For significant difficulty, a puréed diet may be recommended, with foods blended to a smooth, pudding-like consistency. As function improves, the diet may advance to minced and moist (soft, finely chopped foods) and then to a soft diet of foods that are easy to chew. These modifications reduce the effort and risk of choking.
Liquids are more challenging to control than solids because they move quickly. To slow them down, liquids may be thickened to consistencies like nectar-thick or honey-thick, giving the patient more time to swallow safely. Commercial thickening agents are used to achieve the prescribed consistency for all beverages.
Medical and Surgical Interventions
For patients with severe or persistent dysphagia that does not resolve with therapy and dietary changes, medical or surgical interventions may be considered. These options are for cases where conservative management has not been sufficient. The goal is to improve the swallowing mechanism’s physical structure or provide alternative nutrition.

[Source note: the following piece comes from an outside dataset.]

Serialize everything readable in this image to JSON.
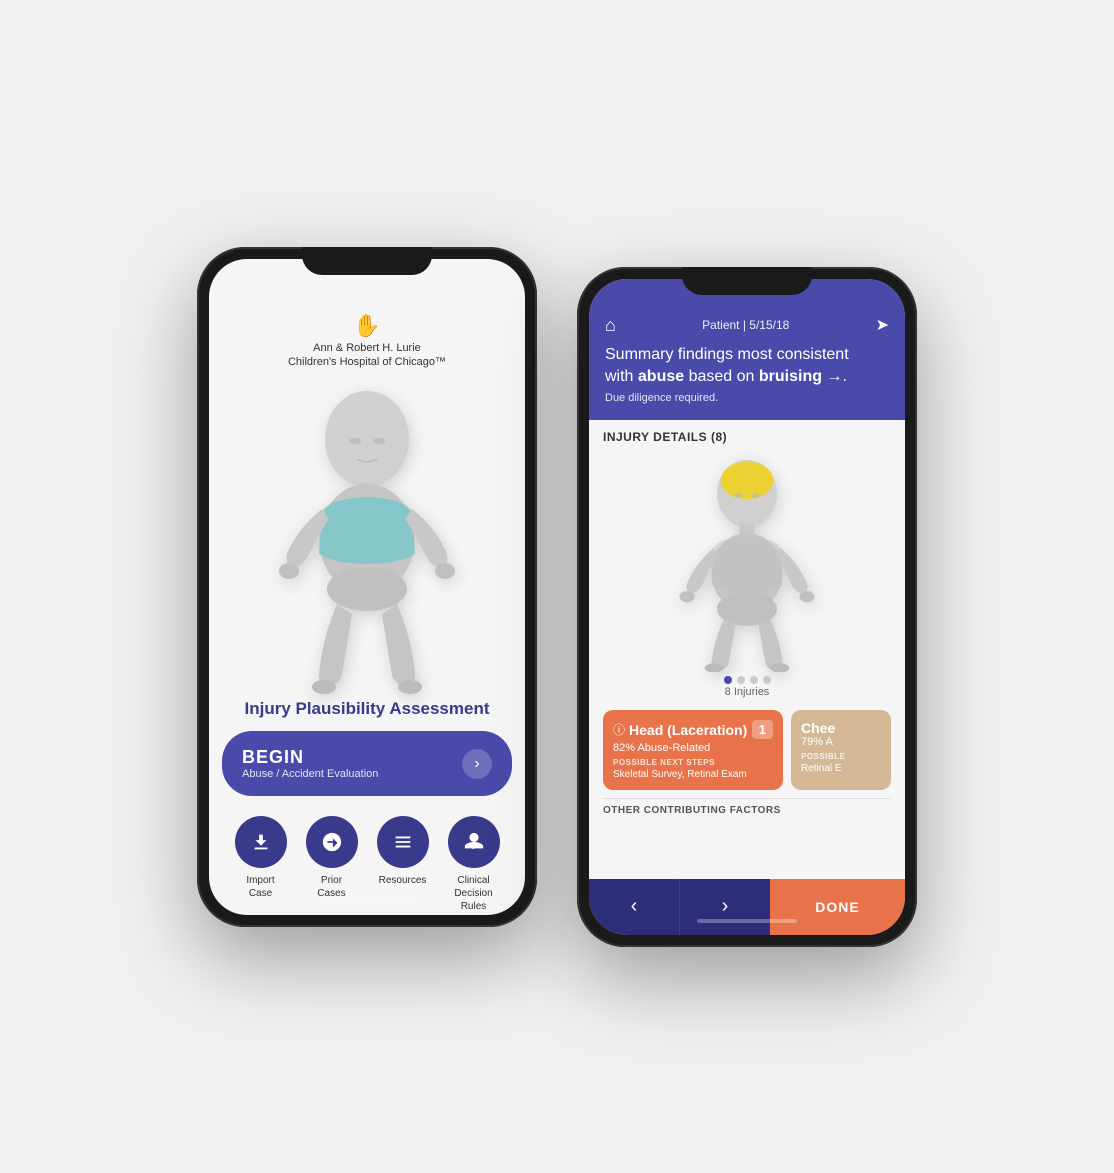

One medical procedure is pharyngeal augmentation, which involves injecting a substance like collagen into the vocal folds or pharynx walls. This can “bulk up” weakened or atrophied tissues, allowing for better airway closure or improving contact to move food through the throat. This is used when a gap in the vocal folds prevents them from closing completely.
In more complex cases, surgical procedures may be an option to enhance airway protection. These interventions are less common and are tailored to the specific anatomical problem.